USING GENERATIVE ADVERSARIAL NETWORK AS A VALUE-AT-RISK ESTIMATOR
Leino, Akseli (2020-06-10)
USING GENERATIVE ADVERSARIAL NETWORK AS A VALUE-AT-RISK ESTIMATOR
Leino, Akseli
(10.06.2020)
Julkaisu on tekijänoikeussäännösten alainen. Teosta voi lukea ja tulostaa henkilökohtaista käyttöä varten. Käyttö kaupallisiin tarkoituksiin on kielletty.
avoin
Julkaisun pysyvä osoite on:
https://urn.fi/URN:NBN:fi-fe2020062946231
https://urn.fi/URN:NBN:fi-fe2020062946231
Tiivistelmä
Value-at-risk (VaR) estimation is a critical task for modern financial institution. Most methods to estimate VaR rely on classical statistical methods. They produce reliable estimates but there is demand for ever more accurate estimates. Recently there has been major breakthroughs for machine learning models in other fields. This has led to increasing interest in applying machine learning for financial applications. This thesis applies new data-driven machine learning method, generative adversarial network (GAN), for (VaR) estimation. GAN was proposed for fake image generation. Since then it has found applications in multiple domains, such as finance. Estimating the true underlying distribution of financial time series is notoriously difficult task. GAN doesn’t explicitly estimate the underlying distribution but tries to generate new samples from the distribution.

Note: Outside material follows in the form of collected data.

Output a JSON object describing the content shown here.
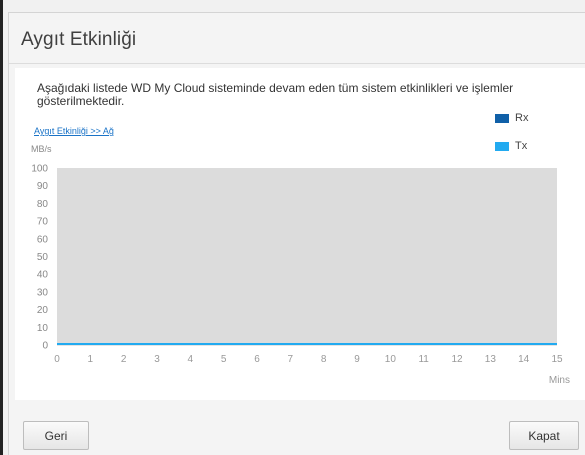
{
  "dialog": {
    "title": "Aygıt Etkinliği",
    "description": "Aşağıdaki listede WD My Cloud  sisteminde devam eden tüm sistem etkinlikleri ve işlemler gösterilmektedir.",
    "link": "Aygıt Etkinliği >> Ağ",
    "back_label": "Geri",
    "close_label": "Kapat"
  },
  "legend": [
    {
      "label": "Rx",
      "color": "#1060a8"
    },
    {
      "label": "Tx",
      "color": "#22aaf0"
    }
  ],
  "chart_data": {
    "type": "line",
    "ylabel": "MB/s",
    "xlabel": "Mins",
    "ylim": [
      0,
      100
    ],
    "xlim": [
      0,
      15
    ],
    "yticks": [
      100,
      90,
      80,
      70,
      60,
      50,
      40,
      30,
      20,
      10,
      0
    ],
    "xticks": [
      0,
      1,
      2,
      3,
      4,
      5,
      6,
      7,
      8,
      9,
      10,
      11,
      12,
      13,
      14,
      15
    ],
    "grid": false,
    "series": [
      {
        "name": "Rx",
        "color": "#1060a8",
        "x": [
          0,
          15
        ],
        "y": [
          0,
          0
        ]
      },
      {
        "name": "Tx",
        "color": "#22aaf0",
        "x": [
          0,
          15
        ],
        "y": [
          0,
          0
        ]
      }
    ]
  }
}
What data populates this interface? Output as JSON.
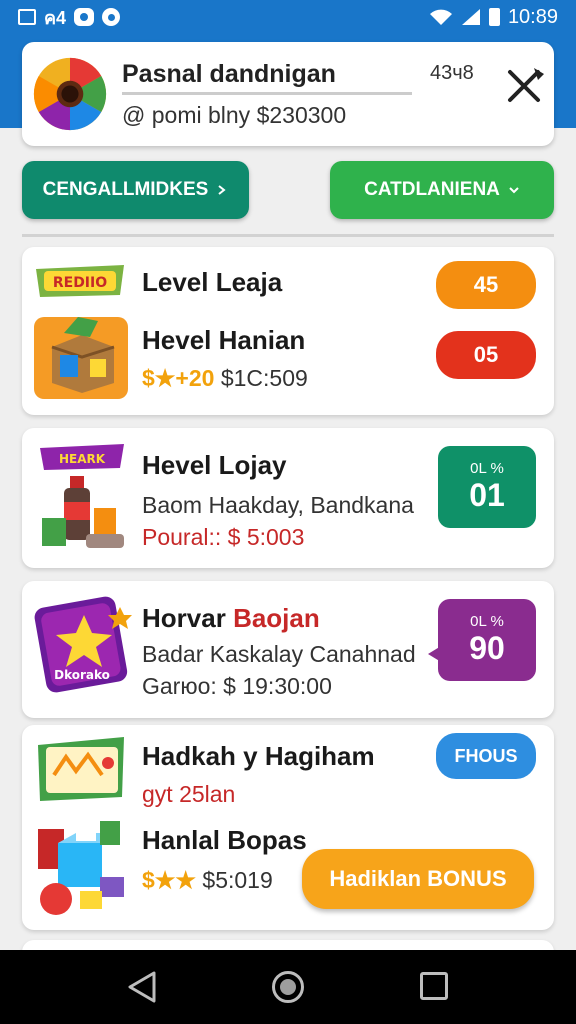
{
  "status_bar": {
    "left_text": "ค4",
    "time": "10:89"
  },
  "header": {
    "title": "Pasnal dandnigan",
    "subtitle": "@ pomi blny $230300",
    "count": "43ч8"
  },
  "tabs": [
    {
      "label": "CENGALLMIDKES"
    },
    {
      "label": "CATDLANIENA"
    }
  ],
  "cards": [
    {
      "thumb_label": "REDIIO",
      "title": "Level Leaja",
      "title2": "Hevel Hanian",
      "stars": "$★+20",
      "amount": "$1С:509",
      "badge1": "45",
      "badge2": "05"
    },
    {
      "thumb_label": "HEARK",
      "title": "Hevel Lojay",
      "subtitle": "Baom Haakday, Bandkana",
      "price_label": "Poural::",
      "price": "$ 5:003",
      "badge_top": "0L %",
      "badge_value": "01"
    },
    {
      "thumb_label": "Dkorako",
      "title_a": "Horvar",
      "title_b": "Baojan",
      "subtitle": "Badar Kaskalay Canahnad",
      "line3": "Garюo: $ 19:30:00",
      "badge_top": "0L %",
      "badge_value": "90"
    },
    {
      "title": "Hadkah y Hagiham",
      "subtitle": "gyt 25lan",
      "title2": "Hanlal Bopas",
      "stars": "$★★",
      "amount": "$5:019",
      "badge": "FHOUS",
      "button": "Hadiklan BONUS"
    }
  ],
  "colors": {
    "brand_blue": "#1976c9",
    "tab_teal": "#0f8a6d",
    "tab_green": "#2fb24c",
    "badge_orange": "#f48e10",
    "badge_red": "#e3321c",
    "badge_teal": "#0f9168",
    "badge_purple": "#8a2c8f",
    "badge_blue": "#2e8ee0",
    "bonus_orange": "#f7a41a"
  },
  "icons": [
    "square-icon",
    "chat-icon",
    "location-icon",
    "wifi-icon",
    "signal-icon",
    "battery-icon",
    "prize-wheel-icon",
    "close-tools-icon",
    "chevron-right-icon",
    "chevron-down-icon",
    "box-icon",
    "bottle-icon",
    "star-card-icon",
    "gift-blocks-icon",
    "back-icon",
    "home-icon",
    "recents-icon"
  ]
}
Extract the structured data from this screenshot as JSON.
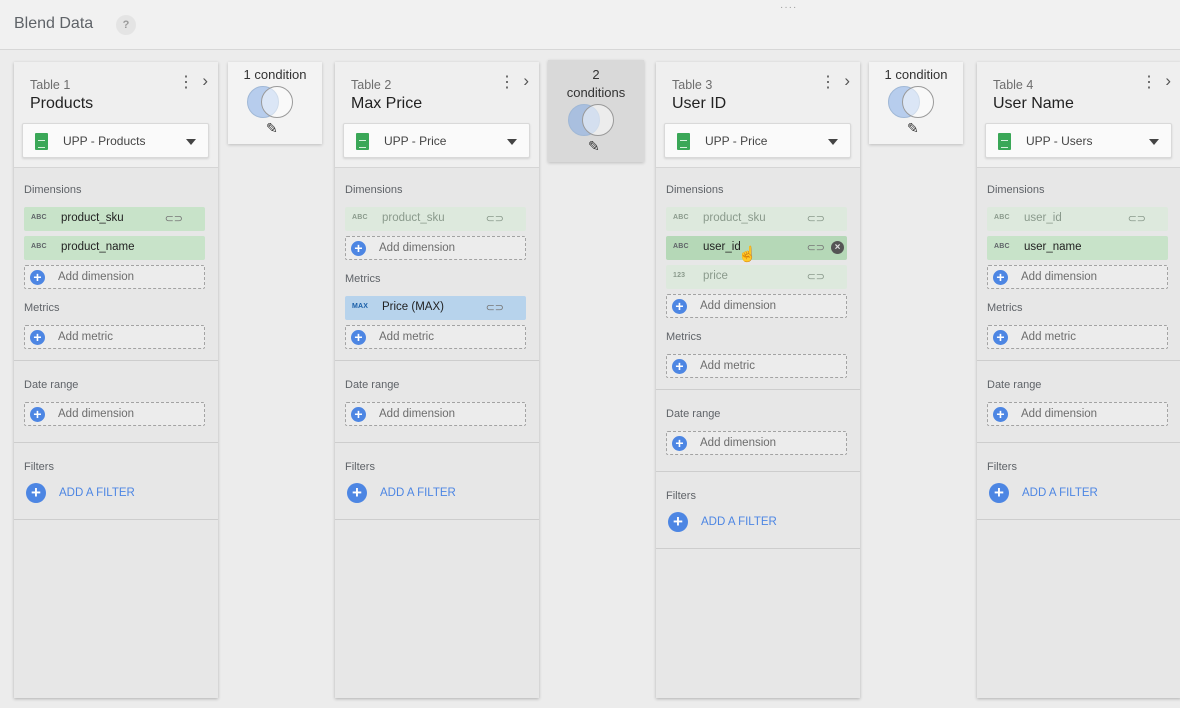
{
  "header": {
    "title": "Blend Data",
    "help": "?",
    "drag": "····"
  },
  "tables": [
    {
      "label": "Table 1",
      "name": "Products",
      "source": "UPP - Products",
      "dimensions_label": "Dimensions",
      "dimensions": [
        {
          "type": "ABC",
          "name": "product_sku"
        },
        {
          "type": "ABC",
          "name": "product_name"
        }
      ],
      "add_dimension": "Add dimension",
      "metrics_label": "Metrics",
      "add_metric": "Add metric",
      "date_range_label": "Date range",
      "date_add": "Add dimension",
      "filters_label": "Filters",
      "add_filter": "ADD A FILTER"
    },
    {
      "label": "Table 2",
      "name": "Max Price",
      "source": "UPP - Price",
      "dimensions_label": "Dimensions",
      "dimensions": [
        {
          "type": "ABC",
          "name": "product_sku"
        }
      ],
      "add_dimension": "Add dimension",
      "metrics_label": "Metrics",
      "metrics": [
        {
          "type": "MAX",
          "name": "Price (MAX)"
        }
      ],
      "add_metric": "Add metric",
      "date_range_label": "Date range",
      "date_add": "Add dimension",
      "filters_label": "Filters",
      "add_filter": "ADD A FILTER"
    },
    {
      "label": "Table 3",
      "name": "User ID",
      "source": "UPP - Price",
      "dimensions_label": "Dimensions",
      "dimensions": [
        {
          "type": "ABC",
          "name": "product_sku"
        },
        {
          "type": "ABC",
          "name": "user_id"
        },
        {
          "type": "123",
          "name": "price"
        }
      ],
      "add_dimension": "Add dimension",
      "metrics_label": "Metrics",
      "add_metric": "Add metric",
      "date_range_label": "Date range",
      "date_add": "Add dimension",
      "filters_label": "Filters",
      "add_filter": "ADD A FILTER"
    },
    {
      "label": "Table 4",
      "name": "User Name",
      "source": "UPP - Users",
      "dimensions_label": "Dimensions",
      "dimensions": [
        {
          "type": "ABC",
          "name": "user_id"
        },
        {
          "type": "ABC",
          "name": "user_name"
        }
      ],
      "add_dimension": "Add dimension",
      "metrics_label": "Metrics",
      "add_metric": "Add metric",
      "date_range_label": "Date range",
      "date_add": "Add dimension",
      "filters_label": "Filters",
      "add_filter": "ADD A FILTER"
    }
  ],
  "joins": [
    {
      "label": "1 condition"
    },
    {
      "label_line1": "2",
      "label_line2": "conditions"
    },
    {
      "label": "1 condition"
    }
  ],
  "icons": {
    "kebab": "⋮",
    "chevron": "›",
    "plus": "+",
    "link": "⊂⊃",
    "pencil": "✎",
    "remove": "×",
    "cursor": "☝"
  },
  "colors": {
    "accent": "#4d86e3",
    "dimension": "#c8e3c9",
    "metric": "#b7d3ec",
    "sheets": "#3aa757"
  }
}
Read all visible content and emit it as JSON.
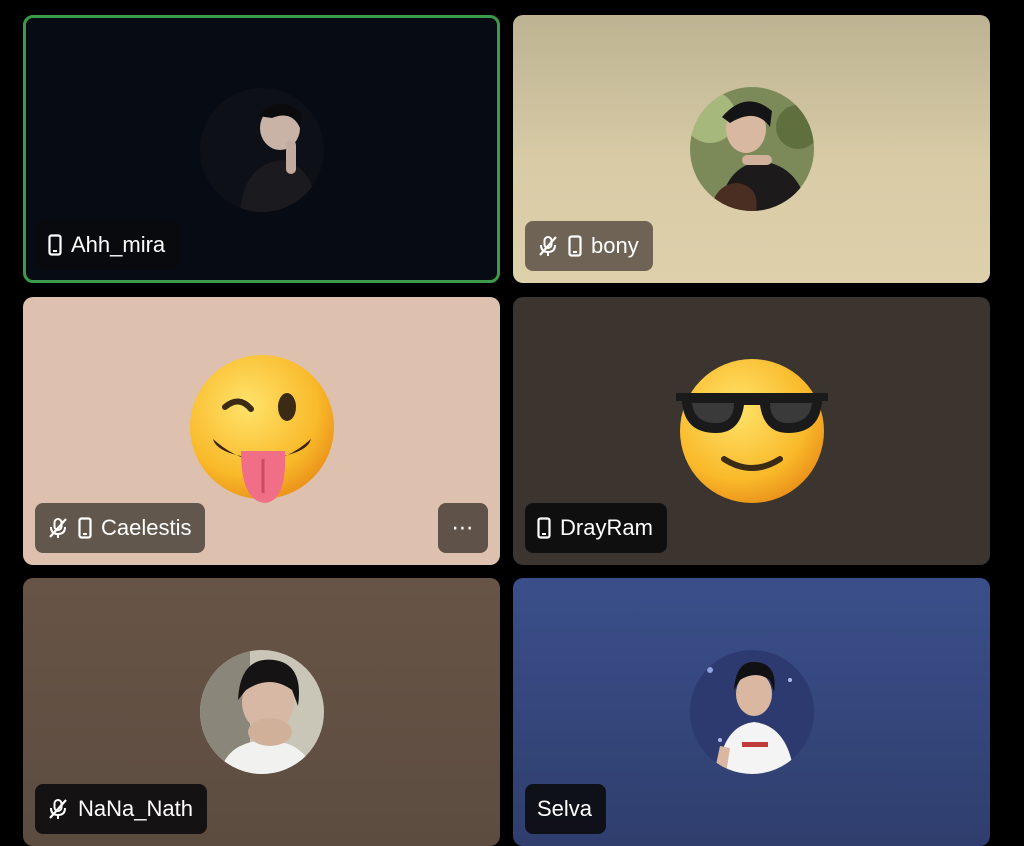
{
  "participants": [
    {
      "name": "Ahh_mira",
      "muted": false,
      "device": "phone-icon",
      "speaking": true
    },
    {
      "name": "bony",
      "muted": true,
      "device": "phone-icon"
    },
    {
      "name": "Caelestis",
      "muted": true,
      "device": "phone-icon",
      "avatar": "winking-tongue-emoji"
    },
    {
      "name": "DrayRam",
      "muted": false,
      "device": "phone-icon",
      "avatar": "sunglasses-emoji"
    },
    {
      "name": "NaNa_Nath",
      "muted": true
    },
    {
      "name": "Selva",
      "muted": false
    }
  ],
  "more_button": {
    "label": "⋯"
  },
  "colors": {
    "speaking_border": "#3c9a4b"
  }
}
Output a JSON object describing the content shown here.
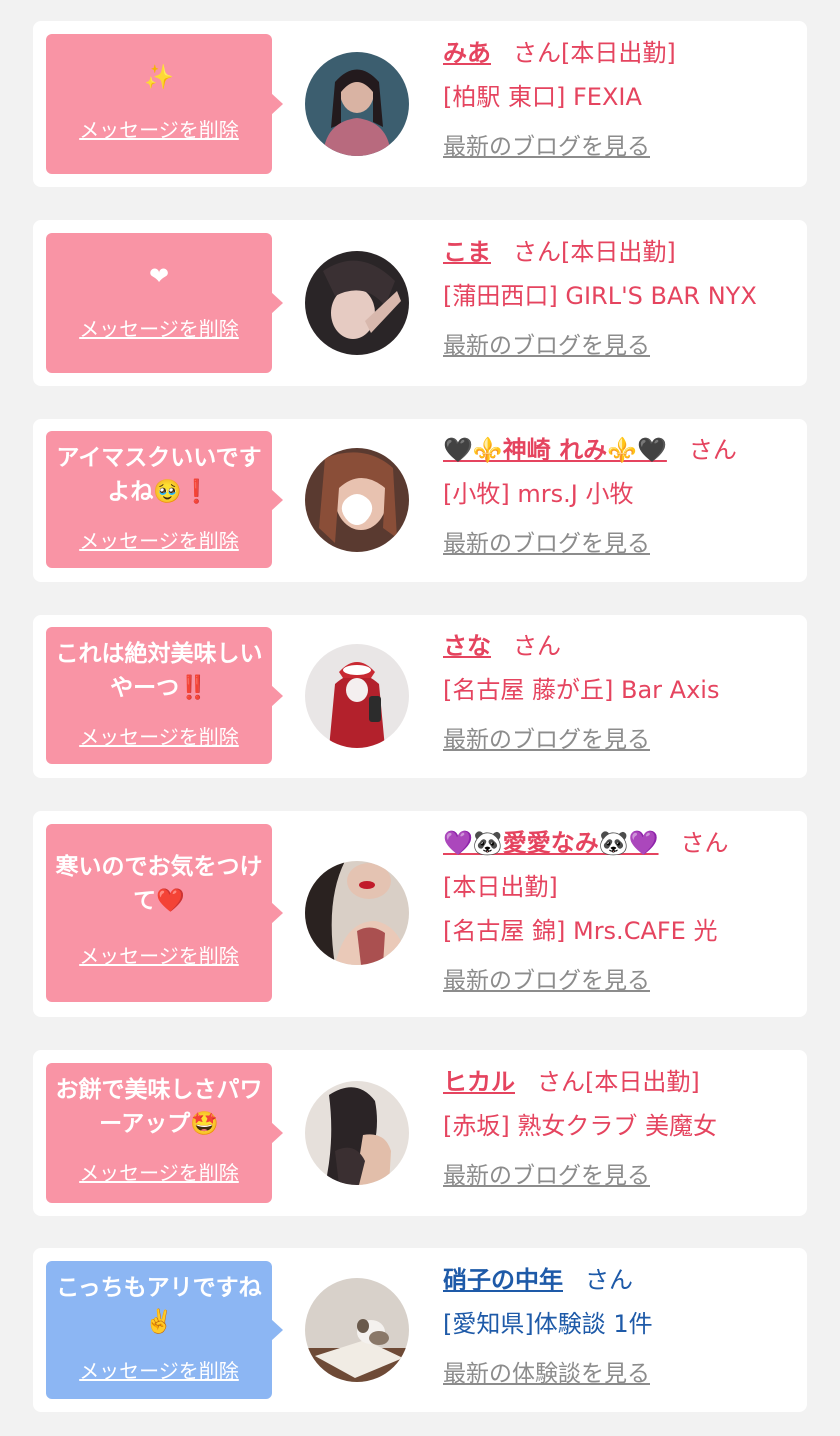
{
  "delete_label": "メッセージを削除",
  "san_label": "さん",
  "cards": [
    {
      "message": "✨",
      "name": "みあ",
      "status": "[本日出勤]",
      "shop": "[柏駅 東口] FEXIA",
      "link": "最新のブログを見る",
      "theme": "pink"
    },
    {
      "message": "❤",
      "name": "こま",
      "status": "[本日出勤]",
      "shop": "[蒲田西口] GIRL'S BAR NYX",
      "link": "最新のブログを見る",
      "theme": "pink"
    },
    {
      "message": "アイマスクいいですよね🥹❗️",
      "name": "🖤⚜️神崎 れみ⚜️🖤",
      "status": "",
      "shop": "[小牧] mrs.J 小牧",
      "link": "最新のブログを見る",
      "theme": "pink"
    },
    {
      "message": "これは絶対美味しいやーつ‼️",
      "name": "さな",
      "status": "",
      "shop": "[名古屋 藤が丘] Bar Axis",
      "link": "最新のブログを見る",
      "theme": "pink"
    },
    {
      "message": "寒いのでお気をつけて❤️",
      "name": "💜🐼愛愛なみ🐼💜",
      "status": "[本日出勤]",
      "shop": "[名古屋 錦] Mrs.CAFE 光",
      "link": "最新のブログを見る",
      "theme": "pink"
    },
    {
      "message": "お餅で美味しさパワーアップ🤩",
      "name": "ヒカル",
      "status": "[本日出勤]",
      "shop": "[赤坂] 熟女クラブ 美魔女",
      "link": "最新のブログを見る",
      "theme": "pink"
    },
    {
      "message": "こっちもアリですね✌️",
      "name": "硝子の中年",
      "status": "",
      "shop": "[愛知県]体験談 1件",
      "link": "最新の体験談を見る",
      "theme": "blue"
    }
  ],
  "colors": {
    "background": "#f2f2f2",
    "card": "#ffffff",
    "bubble_pink": "#f994a5",
    "bubble_blue": "#8cb6f3",
    "text_pink": "#e5445f",
    "text_blue": "#1e5aa8",
    "link_gray": "#8c8c8c"
  }
}
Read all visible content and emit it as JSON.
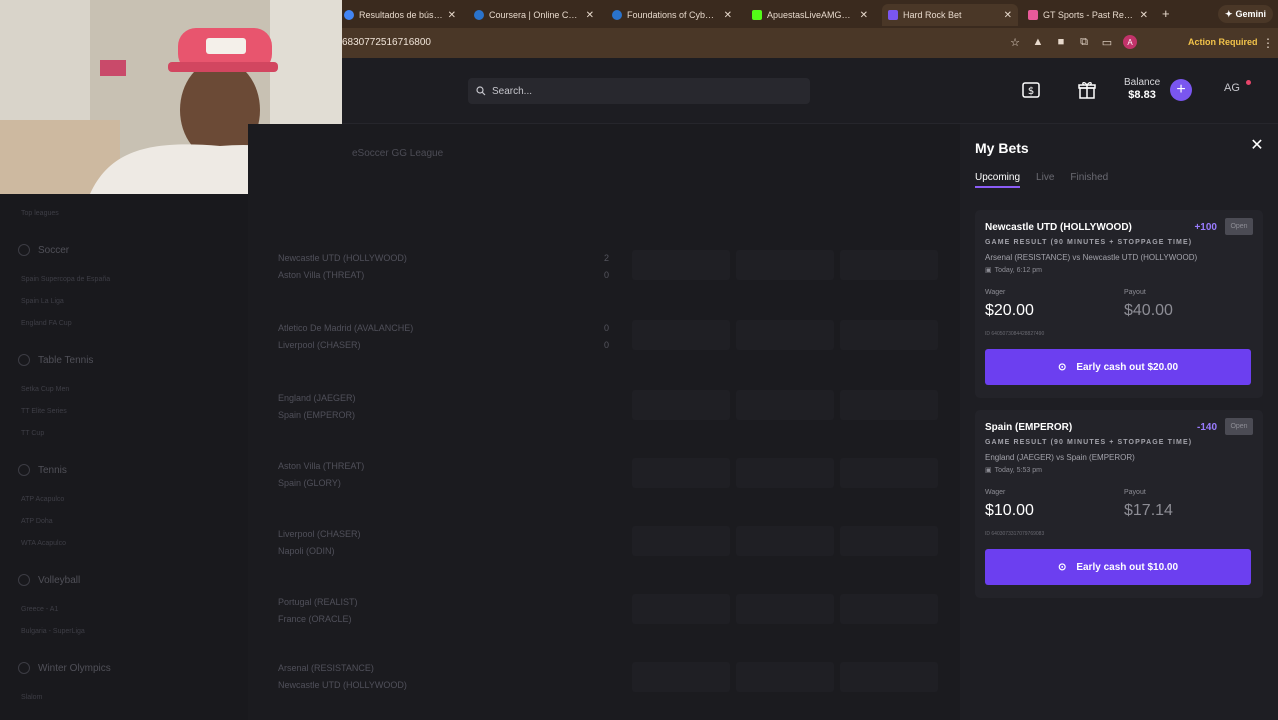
{
  "browser": {
    "tabs": [
      {
        "title": "Resultados de búsqueda",
        "color": "#4285f4"
      },
      {
        "title": "Coursera | Online Courses",
        "color": "#2a73cc"
      },
      {
        "title": "Foundations of Cybersecurity",
        "color": "#2a73cc"
      },
      {
        "title": "ApuestasLiveAMG_USA",
        "color": "#53fc18"
      },
      {
        "title": "Hard Rock Bet",
        "color": "#7a56f0"
      },
      {
        "title": "GT Sports - Past Results",
        "color": "#e85a9a"
      }
    ],
    "new_tab": "+",
    "gemini_label": "Gemini",
    "url": "6830772516716800",
    "profile_initial": "A",
    "action_required": "Action Required"
  },
  "header": {
    "search_placeholder": "Search...",
    "balance_label": "Balance",
    "balance_value": "$8.83",
    "user_initials": "AG"
  },
  "sidebar": {
    "sections": [
      {
        "title": "Soccer",
        "items": [
          "Spain Supercopa de España",
          "Spain La Liga",
          "England FA Cup"
        ]
      },
      {
        "title": "Table Tennis",
        "items": [
          "Setka Cup Men",
          "TT Elite Series",
          "TT Cup"
        ]
      },
      {
        "title": "Tennis",
        "items": [
          "ATP Acapulco",
          "ATP Doha",
          "WTA Acapulco"
        ]
      },
      {
        "title": "Volleyball",
        "items": [
          "Greece - A1",
          "Bulgaria - SuperLiga"
        ]
      },
      {
        "title": "Winter Olympics",
        "items": [
          "Slalom"
        ]
      }
    ]
  },
  "main": {
    "league": "eSoccer GG League",
    "matches": [
      {
        "home": "Newcastle UTD (HOLLYWOOD)",
        "away": "Aston Villa (THREAT)",
        "score_home": "2",
        "score_away": "0"
      },
      {
        "home": "Atletico De Madrid (AVALANCHE)",
        "away": "Liverpool (CHASER)",
        "score_home": "0",
        "score_away": "0"
      },
      {
        "home": "England (JAEGER)",
        "away": "Spain (EMPEROR)",
        "score_home": "",
        "score_away": ""
      },
      {
        "home": "Aston Villa (THREAT)",
        "away": "Spain (GLORY)",
        "score_home": "",
        "score_away": ""
      },
      {
        "home": "Liverpool (CHASER)",
        "away": "Napoli (ODIN)",
        "score_home": "",
        "score_away": ""
      },
      {
        "home": "Portugal (REALIST)",
        "away": "France (ORACLE)",
        "score_home": "",
        "score_away": ""
      },
      {
        "home": "Arsenal (RESISTANCE)",
        "away": "Newcastle UTD (HOLLYWOOD)",
        "score_home": "",
        "score_away": ""
      }
    ]
  },
  "my_bets": {
    "title": "My Bets",
    "close_icon": "close-icon",
    "tabs": [
      "Upcoming",
      "Live",
      "Finished"
    ],
    "active_tab": "Upcoming",
    "wager_label": "Wager",
    "payout_label": "Payout",
    "bets": [
      {
        "selection": "Newcastle UTD (HOLLYWOOD)",
        "odds": "+100",
        "status": "Open",
        "market": "GAME RESULT (90 MINUTES + STOPPAGE TIME)",
        "match": "Arsenal (RESISTANCE) vs Newcastle UTD (HOLLYWOOD)",
        "time": "Today, 6:12 pm",
        "wager": "$20.00",
        "payout": "$40.00",
        "bet_id": "ID 6405073084428827490",
        "cashout": "Early cash out $20.00"
      },
      {
        "selection": "Spain (EMPEROR)",
        "odds": "-140",
        "status": "Open",
        "market": "GAME RESULT (90 MINUTES + STOPPAGE TIME)",
        "match": "England (JAEGER) vs Spain (EMPEROR)",
        "time": "Today, 5:53 pm",
        "wager": "$10.00",
        "payout": "$17.14",
        "bet_id": "ID 6403073317079769083",
        "cashout": "Early cash out $10.00"
      }
    ]
  },
  "colors": {
    "accent": "#7a56f0",
    "button": "#6c3ff0",
    "odds": "#9a7cff"
  }
}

This thesis applies a basic GAN model to simulate stock market returns and then estimate the VaR from these. The experiments are conducted on S&P500-index. The GAN model is compared to a simple historical simulation baseline. In the experiments it becomes evident that the GAN model lacks robustness and responds poorly to changes in market. The GAN is unable to fully capture the statistical properties of stock market returns. It can replicate a little of the excess kurtosis present in stock market returns and some of the volatility clustering. The results show that the GAN model has tendency to estimate the VaR between a fairly narrow range. This is in contrast to historical simulation, which can respond to changes in the stock market. Machine learning models, especially neural networks like GANs, present challenges to financial practitioners. Although they provide sometimes more accurate estimates than traditional methods, they lack transparency. GANs have shown promise in the literature but suffer from being unstable to train. It is difficult to guess will a trained GAN work as it is meant to work. Regardless of these shortcomings, it is worthwhile to study GANs and other neural networks in finance. They have performed exceptionally in other fields. Researchers must try to open the black-box nature of the models. Interpretability of the models will allow their use in the financial industry. This thesis shows that more research is needed to provide robust estimates that can be relied on.